Darin heißt es, ein wichtiger Faktor für unser Winterwetter sei "der Luftdruckgegensatz zwischen der Arktis und den mittleren Breiten... Ist dieser Gegensatz hoch, entsteht ein starker Westwind. Er trägt im Winter warme, feuchte atlantische Luftmassen bis tief nach Europa. Bleibt dieser aus, kann kalte arktische Luft bis nach Europa vordringen, wie in den letzten beiden Wintern." Die Erwärmung der Arktis infolge des Treibhausklimas durch die ungehemmte fossile Verbrennung (Kraftwerke, Industrieanlagen, Vekehr) verringert diesen Gegensatz zwischen Nordpol und Westeuropa ständig.
Taut im Sommer das arktische Meereis besonders stark ab, wie in den letzten Jahren beobachtet, kommt es zur Verstärkung zweier wesentlicher Effekte: Zum einen legt das Verschwinden der hellen Eisoberfläche den dunkleren Ozean frei, wodurch sich dieser im Sommer unter Sonneneinstrahlung stärker erwärmen kann (Eis-Albedo-Rückkopplung). Zum anderen gibt die wärmere aufsteigende Luft über dem Wasser der Arktis den Weg für die sibirischen Kaltluftströme ungehinderter frei.

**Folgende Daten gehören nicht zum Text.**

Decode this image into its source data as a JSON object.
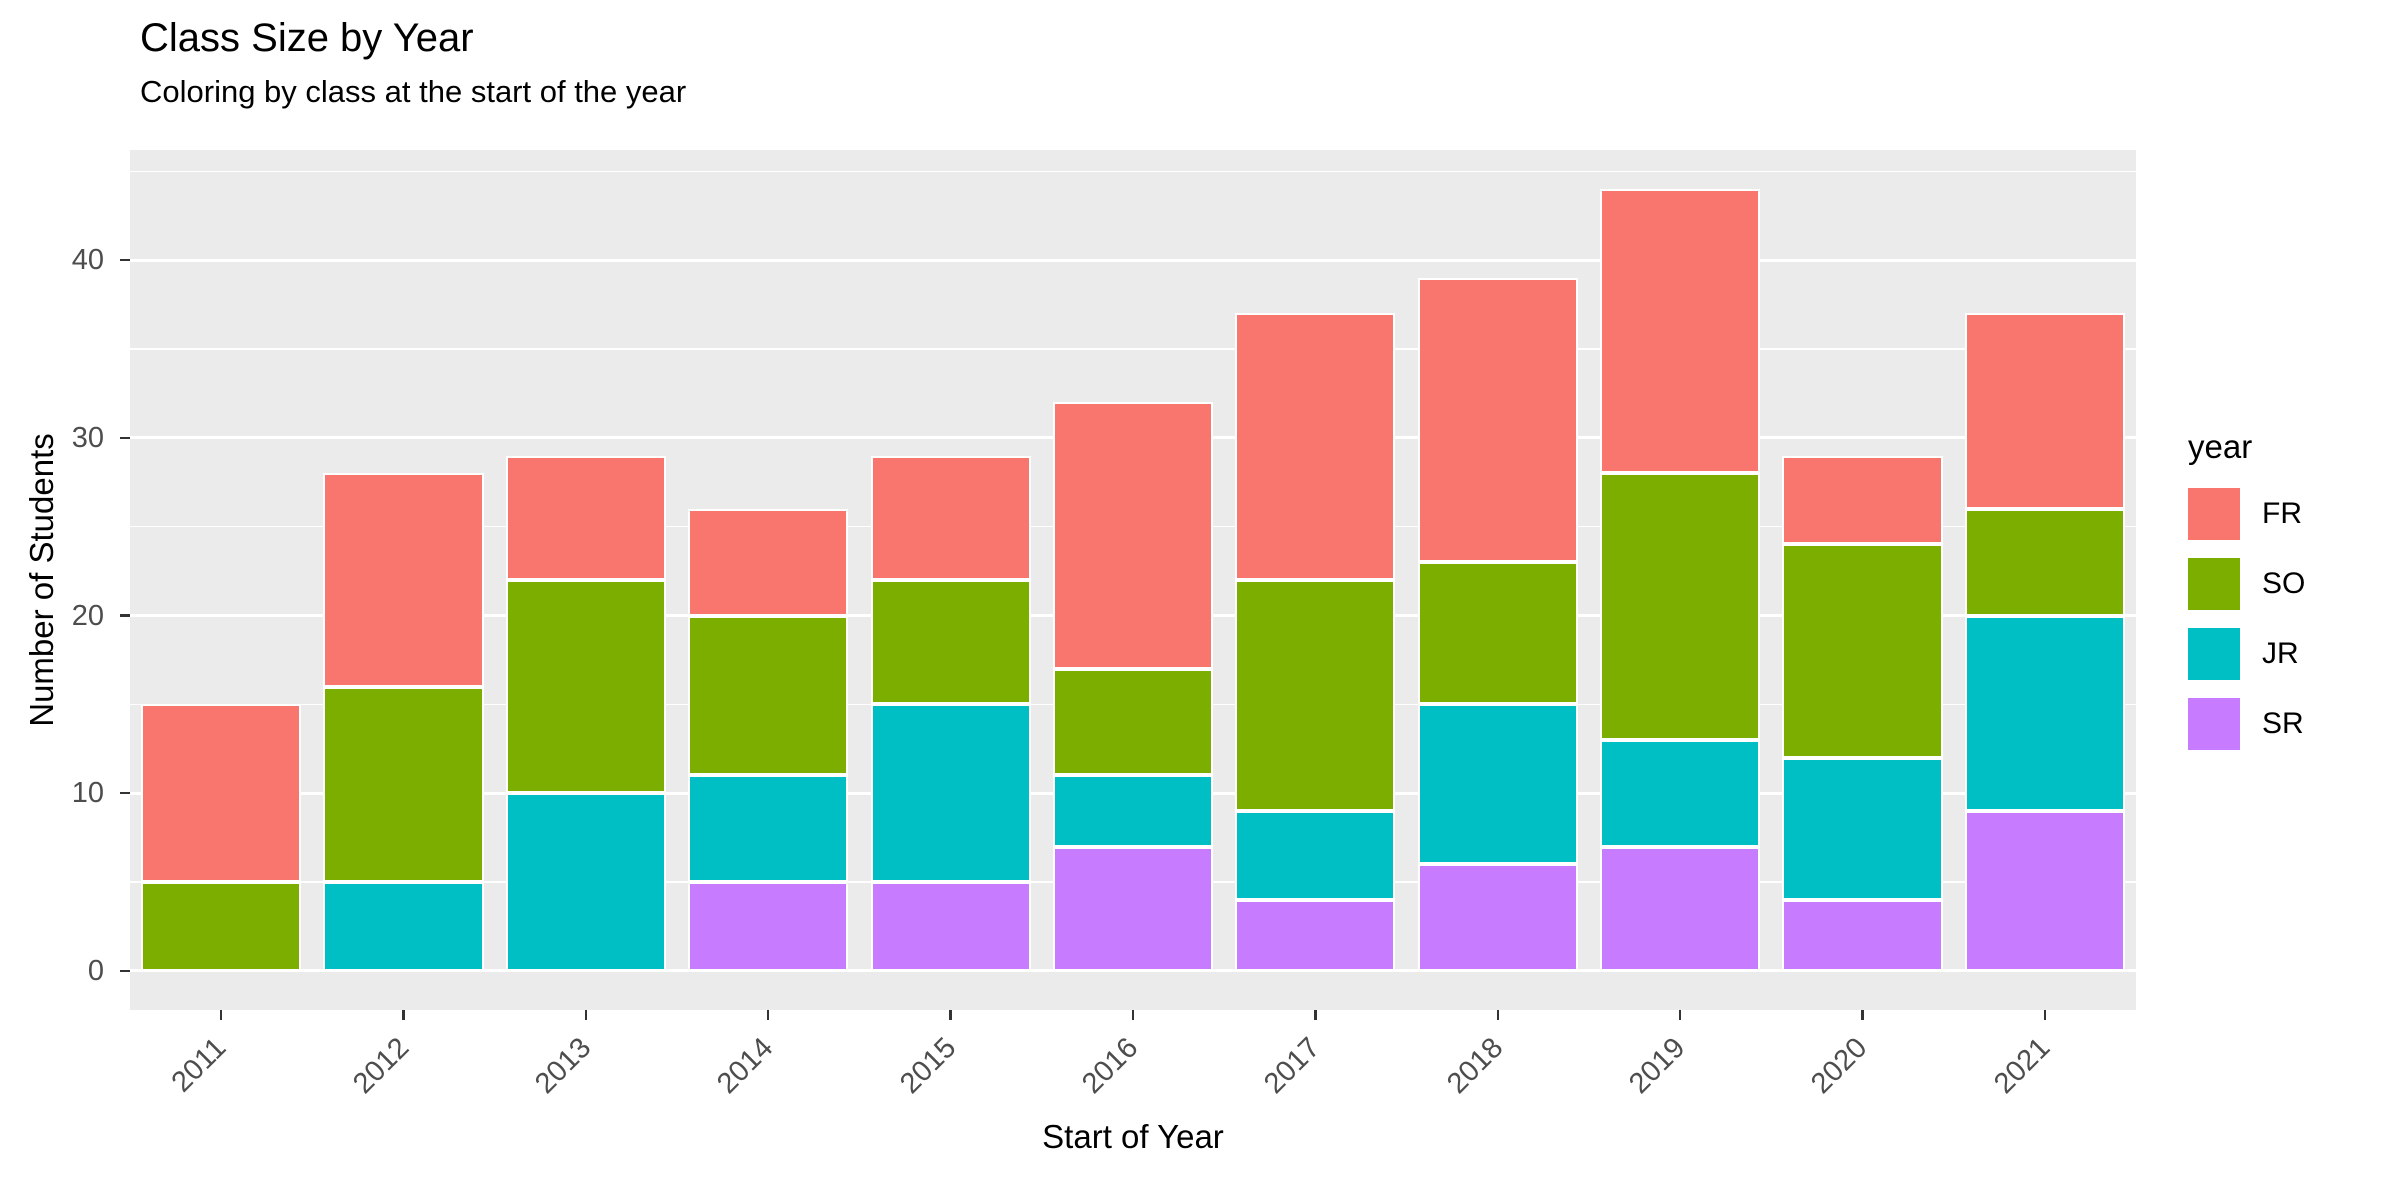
{
  "chart_data": {
    "type": "bar",
    "stacked": true,
    "title": "Class Size by Year",
    "subtitle": "Coloring by class at the start of the year",
    "xlabel": "Start of Year",
    "ylabel": "Number of Students",
    "legend_title": "year",
    "legend_position": "right",
    "categories": [
      "2011",
      "2012",
      "2013",
      "2014",
      "2015",
      "2016",
      "2017",
      "2018",
      "2019",
      "2020",
      "2021"
    ],
    "series": [
      {
        "name": "FR",
        "color": "#F8766D",
        "values": [
          10,
          12,
          7,
          6,
          7,
          15,
          15,
          16,
          16,
          5,
          11
        ]
      },
      {
        "name": "SO",
        "color": "#7CAE00",
        "values": [
          5,
          11,
          12,
          9,
          7,
          6,
          13,
          8,
          15,
          12,
          6
        ]
      },
      {
        "name": "JR",
        "color": "#00BFC4",
        "values": [
          0,
          5,
          10,
          6,
          10,
          4,
          5,
          9,
          6,
          8,
          11
        ]
      },
      {
        "name": "SR",
        "color": "#C77CFF",
        "values": [
          0,
          0,
          0,
          5,
          5,
          7,
          4,
          6,
          7,
          4,
          9
        ]
      }
    ],
    "stack_order_bottom_to_top": [
      "SR",
      "JR",
      "SO",
      "FR"
    ],
    "totals": [
      15,
      28,
      29,
      26,
      29,
      32,
      37,
      39,
      44,
      29,
      37
    ],
    "y_ticks": [
      0,
      10,
      20,
      30,
      40
    ],
    "y_minor_ticks": [
      5,
      15,
      25,
      35,
      45
    ],
    "ylim": [
      0,
      44
    ],
    "grid": true,
    "panel_background": "#EBEBEB",
    "grid_color": "#FFFFFF",
    "bar_border_color": "#FFFFFF",
    "tick_label_color": "#4D4D4D"
  }
}
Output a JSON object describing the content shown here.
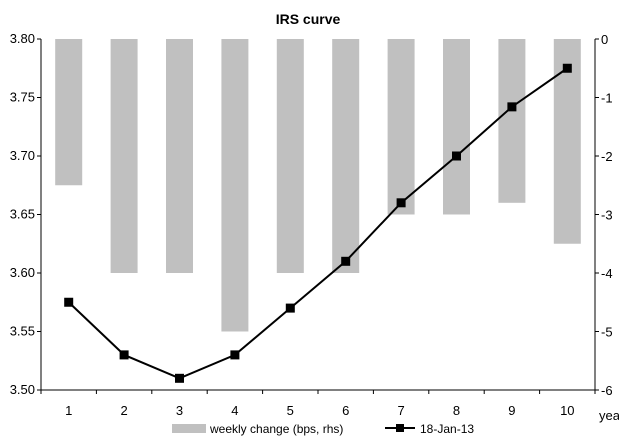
{
  "chart_data": {
    "type": "bar+line",
    "title": "IRS curve",
    "categories": [
      "1",
      "2",
      "3",
      "4",
      "5",
      "6",
      "7",
      "8",
      "9",
      "10"
    ],
    "x_unit_label": "years",
    "y_left": {
      "ylim": [
        3.5,
        3.8
      ],
      "ticks": [
        "3.50",
        "3.55",
        "3.60",
        "3.65",
        "3.70",
        "3.75",
        "3.80"
      ]
    },
    "y_right": {
      "ylim": [
        -6,
        0
      ],
      "ticks": [
        "0",
        "-1",
        "-2",
        "-3",
        "-4",
        "-5",
        "-6"
      ]
    },
    "series": [
      {
        "name": "weekly change (bps, rhs)",
        "type": "bar",
        "axis": "right",
        "values": [
          -2.5,
          -4,
          -4,
          -5,
          -4,
          -4,
          -3,
          -3,
          -2.8,
          -3.5
        ]
      },
      {
        "name": "18-Jan-13",
        "type": "line",
        "axis": "left",
        "values": [
          3.575,
          3.53,
          3.51,
          3.53,
          3.57,
          3.61,
          3.66,
          3.7,
          3.742,
          3.775
        ]
      }
    ],
    "colors": {
      "bars": "#c0c0c0",
      "line": "#000000",
      "axes": "#000000"
    },
    "grid": false,
    "legend_position": "bottom"
  }
}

Diese ergießen sich in den gesamten europäischen und sogar bis in den nordafrikanischen Raum. Vladimir Petoukhov vom Potsdamer Institut für Klimafolgenforschung hat bereits im November 2010 in seiner im Magazin "Geophysical Research" erschienenen Studie prognostiziert, "die Wahrscheinlichkeit extrem kalten Winterwetters in Europa und Nordasien" werde sich "verdreifachen".
Die Toten und zahlreichen Erfrierungen sind nur unmittelbare Folgen des Kälteeinbruchs. Die Verschiebung der Kälte- und Warmperioden hat verheerende Folgen auf die landwirtschaftliche Produktion. Ein Nachtfrost kann eine ganze Ernte vernichten, wenn zuvor die Pflanzen durch überdurchschnittliche Wärmeabschnitte bereits mit dem Aussprießen begonnen haben. Die minimierten Aussaaten werden dann durch die folgenden Regenfluten oder Hitzeperioden weiter dezimiert. Im Anbaugebiet Rheinhessen hat eine Reihe von Winzern letztes Jahr einen Ernteverlust von bis zu 90 Prozent erlitten und manche stehen vor dem Ruin.
Der Kampf gegen die Abwälzung der Krisenlasten auf dem Rücken der Massen und der weltweite Widerstand zur Rettung der Umwelt gegen die Profitwirtschaft sind zwei Seiten einer Medaille, in der es um die Zukunft der Menschheit geht. Eine Zukunft, die letztlich überhaupt nur durch die internationale sozialistische Revolution gesichert werden kann.